Kateb Yacine
Algeria (1929–89)
Writes in French, Algerian Arabic
Kateb Yacine is a central reference in Algerian and North African Literature, particularly famous for his avant-garde novel Nedjma (1956). Yacine was born in 1926 in Constantine, in Eastern Algeria, into a family of poets and lawyers. He went to the traditional koranic school for a short time then was educated in the French colonial school. 8 May 1945 was a turning point in his life. Because of his participation in anticolonial protests, he was jailed, and his mother was sent to a psychiatric hospital. Expelled from high school, he bega nto publish poems, give talks, and work as a journalist for the newspaper Alger républicain. After the death of his father in 1950, Yacine fled to France for a long exile.
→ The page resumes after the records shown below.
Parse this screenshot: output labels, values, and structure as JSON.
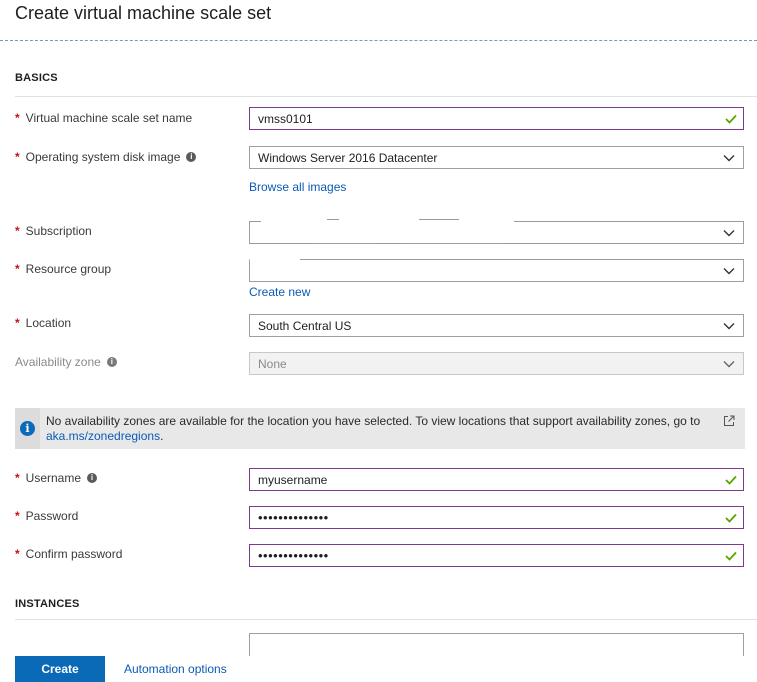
{
  "page": {
    "title": "Create virtual machine scale set"
  },
  "basics": {
    "section_title": "BASICS",
    "vmss_name": {
      "label": "Virtual machine scale set name",
      "value": "vmss0101"
    },
    "os_image": {
      "label": "Operating system disk image",
      "value": "Windows Server 2016 Datacenter",
      "link": "Browse all images"
    },
    "subscription": {
      "label": "Subscription",
      "value": ""
    },
    "resource_group": {
      "label": "Resource group",
      "value": "",
      "link": "Create new"
    },
    "location": {
      "label": "Location",
      "value": "South Central US"
    },
    "availability_zone": {
      "label": "Availability zone",
      "value": "None"
    },
    "info_banner": {
      "text": "No availability zones are available for the location you have selected. To view locations that support availability zones, go to",
      "link": "aka.ms/zonedregions",
      "suffix": "."
    },
    "username": {
      "label": "Username",
      "value": "myusername"
    },
    "password": {
      "label": "Password",
      "value": "••••••••••••••"
    },
    "confirm_password": {
      "label": "Confirm password",
      "value": "••••••••••••••"
    }
  },
  "instances": {
    "section_title": "INSTANCES"
  },
  "footer": {
    "create_label": "Create",
    "automation_label": "Automation options"
  },
  "colors": {
    "accent": "#0a6ab8",
    "valid_border": "#7a3b8f",
    "valid_check": "#57a300",
    "required": "#c50f1f"
  }
}
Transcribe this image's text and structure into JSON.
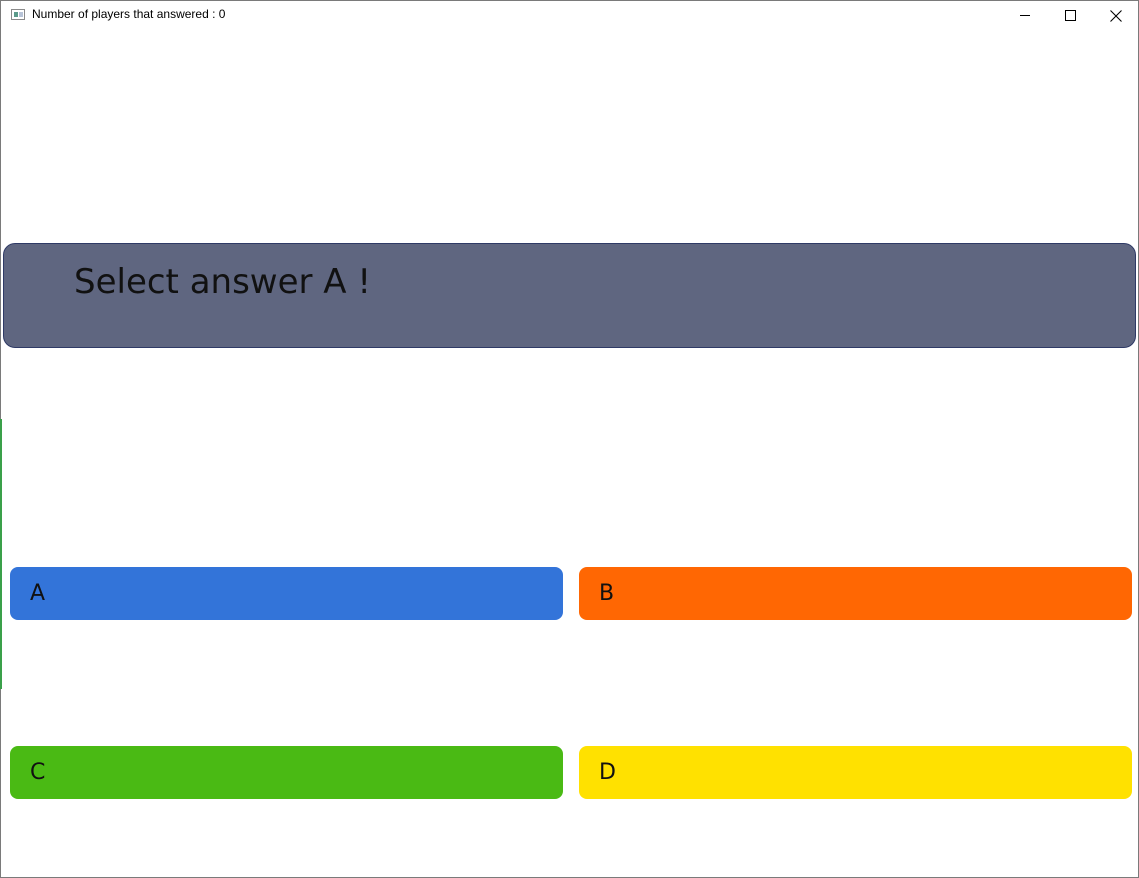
{
  "window": {
    "title": "Number of players that answered : 0",
    "controls": {
      "minimize": "minimize-icon",
      "maximize": "maximize-icon",
      "close": "close-icon"
    }
  },
  "question": {
    "text": "Select answer A !",
    "background_color": "#5f6680"
  },
  "answers": [
    {
      "label": "A",
      "color": "#3374d9"
    },
    {
      "label": "B",
      "color": "#ff6703"
    },
    {
      "label": "C",
      "color": "#4aba14"
    },
    {
      "label": "D",
      "color": "#ffe100"
    }
  ]
}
Subsisting on odd jobs, and reading modern novelists such as Joyce and Faulkner, he wrote his first play Le Cadavre encerclé in 1953, then his most famous novel, Nedjma, in 1956. He traveled throughout Europe during the Algerian revolution (1954–1962), published a second novel, Le Polygone étoilé, then returned to independent Algeria in 1970, where he led a popular theater group in Algerian Arabic. After his death in 1989, Kateb Yacine’s name has above all become associated with his novel Nedjma, a text about love and revolt written in an innovative style and a complex structure.